As a seventh-round pick in this year's draft, King Dunlap might have heard fans yell his name more than he expected at training camp.

But take a few seconds to develop a mental picture. What, exactly, should someone named "King David Dunlap V" look like? Chances are, the real King Dunlap fits that bill. So, are the fans' cries all that surprising?

"I hear everything they say, man," Dunlap said. "They wait until it gets real quiet. And then, they go, 'Hey Dunlap! Kneel down. We can't see!' I get that at least four or five times every practice."


T King Dunlap
It'd be a feat to miss Dunlap strolling the sidelines at practice – he isn't King of the Hill so much as he is the hill itself. At 6-foot-9, the Everest of an offensive tackle certainly looks the part of a blindside barrier for whichever quarterback is lucky enough to take snaps to his right.

But questions of footwork and consistency dropped the once potential first-day pick into the Eagles' laps with the 270th pick. The Eagles wanted him to put some weight on his frame (he's jumped from 310 to 325, Dunlap said).

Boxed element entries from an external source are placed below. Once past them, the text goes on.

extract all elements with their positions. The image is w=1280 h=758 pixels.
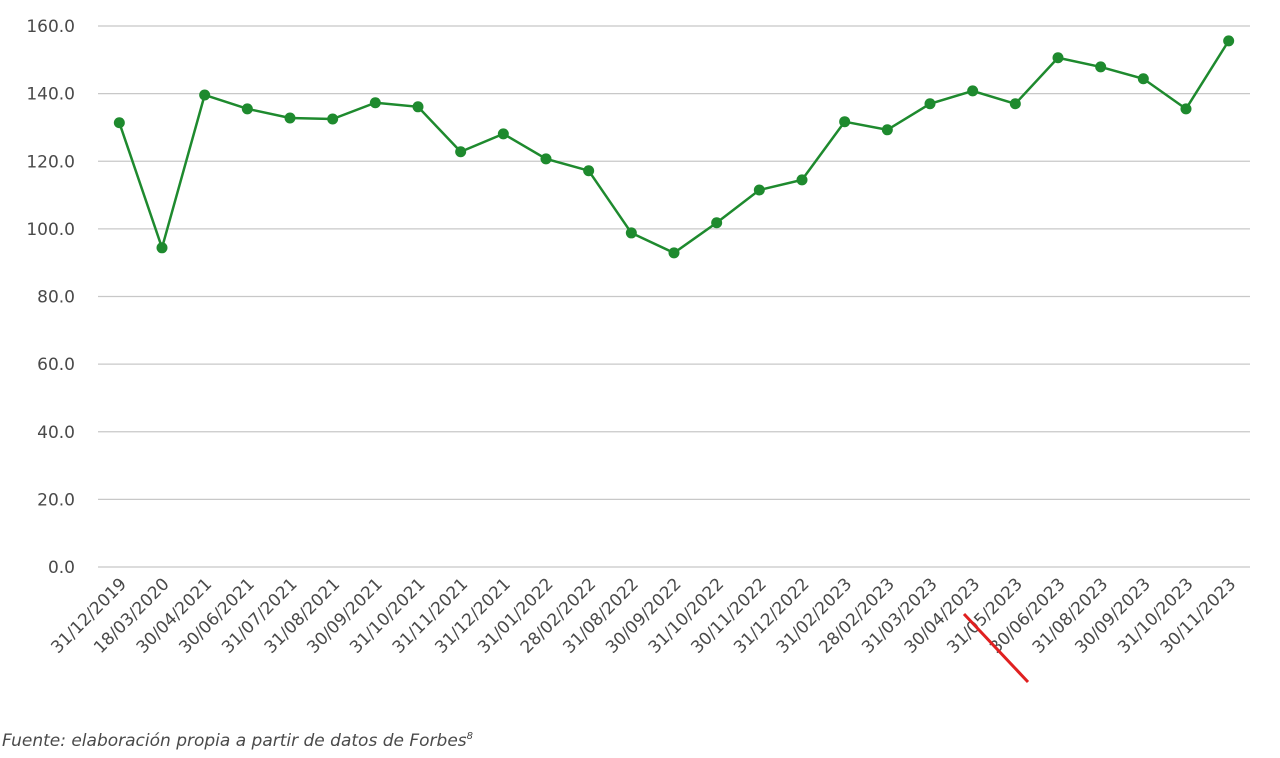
data-point (924, 98, 936, 110)
data-point (113, 117, 125, 129)
data-point (967, 85, 979, 97)
data-point (583, 165, 595, 177)
y-tick-label: 100.0 (26, 220, 75, 240)
data-point (241, 103, 253, 115)
data-point (497, 128, 509, 140)
data-point (1009, 98, 1021, 110)
data-point (369, 97, 381, 109)
y-tick-label: 20.0 (37, 490, 75, 510)
y-tick-label: 140.0 (26, 85, 75, 105)
y-tick-label: 0.0 (48, 558, 75, 578)
series-line (118, 40, 1230, 255)
data-point (412, 101, 424, 113)
data-point (625, 227, 637, 239)
y-tick-label: 120.0 (26, 152, 75, 172)
y-tick-label: 60.0 (37, 355, 75, 375)
data-point (156, 242, 168, 254)
data-point (327, 113, 339, 125)
footnote: Fuente: elaboración propia a partir de d… (2, 731, 473, 751)
data-point (284, 112, 296, 124)
data-point (796, 174, 808, 186)
data-point (753, 184, 765, 196)
y-tick-label: 80.0 (37, 288, 75, 308)
data-point (1095, 61, 1107, 73)
data-point (1223, 35, 1235, 47)
y-tick-label: 160.0 (26, 17, 75, 37)
data-point (1180, 103, 1192, 115)
data-point (711, 217, 723, 229)
data-point (199, 89, 211, 101)
data-point (455, 146, 467, 158)
data-point (1137, 73, 1149, 85)
footnote-ref: 8 (467, 731, 473, 742)
data-point (881, 124, 893, 136)
annotation-stroke (962, 612, 1030, 684)
y-tick-label: 40.0 (37, 423, 75, 443)
footnote-text: Fuente: elaboración propia a partir de d… (2, 731, 467, 751)
data-point (1052, 52, 1064, 64)
data-point (668, 247, 680, 259)
data-point (839, 116, 851, 128)
data-point (540, 153, 552, 165)
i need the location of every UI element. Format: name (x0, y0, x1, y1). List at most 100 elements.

There's no doubt about it; he's a project. The pure definition.

So, despite how unnecessary it seems, Dunlap is under the microscope.

"He's moving around very well. He's got very long arms and knows how to use them," head coach Andy Reid said. "He's not afraid to play the game out in front of him. I've been impressed with the way he's handled himself."

The bar for King has always been set high – heck, at 6-foot-9, how couldn't it be? But even as a 5-11 linebacker entering high school, he had expectations to live up to. His father, King Dunlap IV, had played three seasons as a defensive tackle in the NFL. So, rising to the challenge, Dunlap V sprouted six inches over the summer before ninth grade.

Still, ask Dunlap if he'd be playing at this level less than a year ago, and his response could reek of uncertainty, the same uncertainty on which the Eagles were willing to take a waiver on draft day. He'd been benched for a few games as a senior at Auburn, just a season after he replaced now-Charger Marcus McNeill at left tackle, and had to crawl his way back up the mountain.

Draft experts said he might be a perfect candidate for the practice squad. And, in his first training camp, his planting foot's been bothered with a sore ankle, a high ankle sprain that's bugged him since Auburn's bowl game. But he's managed to secure steady reps with the second team at left tackle. He's not going to step aside yet.

"It hurts, but I still have to get out there and move my feet," Dunlap said. "(Offensive line) coach (Juan) Castillo is big on that, and if you don't, you're going to pay for it."

But Dunlap's seen the talent Castillo has molded. He's seen the improvement in himself since the initial post-draft minicamps.

Will he make the 53-man roster? He won't tell you for certain. He doesn't know.

All he knows is that he's at the bottom of the hill, looking up. Pretty amazing, when you picture it.

"In the end, when it comes down to it, it's the people upstairs that make those decisions," Dunlap said. "So, I don't know exactly where I am. I just know that I'm going to keep working hard, and hopefully I find a situation where I'm going to make the roster."